Artificial intelligence cannot understand polysemy and so does not understand whether the word mine is being used as a pronoun, or an explosive device, if it is referring to a large hole in the ground from which ore is produced, or part of the name of the 2009 Kentucky Derby winner, Mine That Bird. It can count how many times the word shows up in a text. Understanding what automated essay graders can “read”, and how they “read” is important for helping test examinees learn to think like their audience and write for that audience. But if the details behind the “thought process” of automated essay graders is proprietary, what can be found out about how an AEG thinks? Research can be found that provides general details about the major AEG systems currently in use, and like a puzzle, things become clearer as more pieces are added to the picture.

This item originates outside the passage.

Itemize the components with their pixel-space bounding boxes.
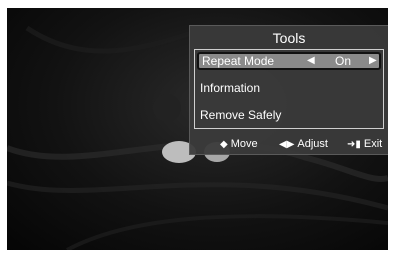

In early 2012, The William and Flora Hewlett Foundation sponsored a competition geared towards data scientists and machine learning specialists called the Automated Student Assessment Prize (ASAP). The goal of this competition was to “…help solve an important social issue. We need fast, effective and affordable solutions for automated grading of student written essays” (www.kaggle.com). The competition had 2,500 entries and 250 participants who made up 150 teams. The competitors were provided with essays that had been scored by human readers and that varied in length and skill level of the writers. The competition sought to find a winner who could come closest to the results of the human scorers. “Software scoring programs do not independently assess the merits of an essay; instead they predict, very accurately, how a person would have scored the essay” (www.gettingsmart.com). In May of 2012, a winning team was announced, but no information was provided as to the algorithms behind the winning software. That was proprietary information. However, by the Autumn of 2012, students involved in studying artificial intelligence at universities in the US began producing “final projects” for their classes that tried to duplicate the results of the ASAP competition. The students used the same sample sets of essays used in the competition. Their studies provided many more details into the process of developing automated essay graders.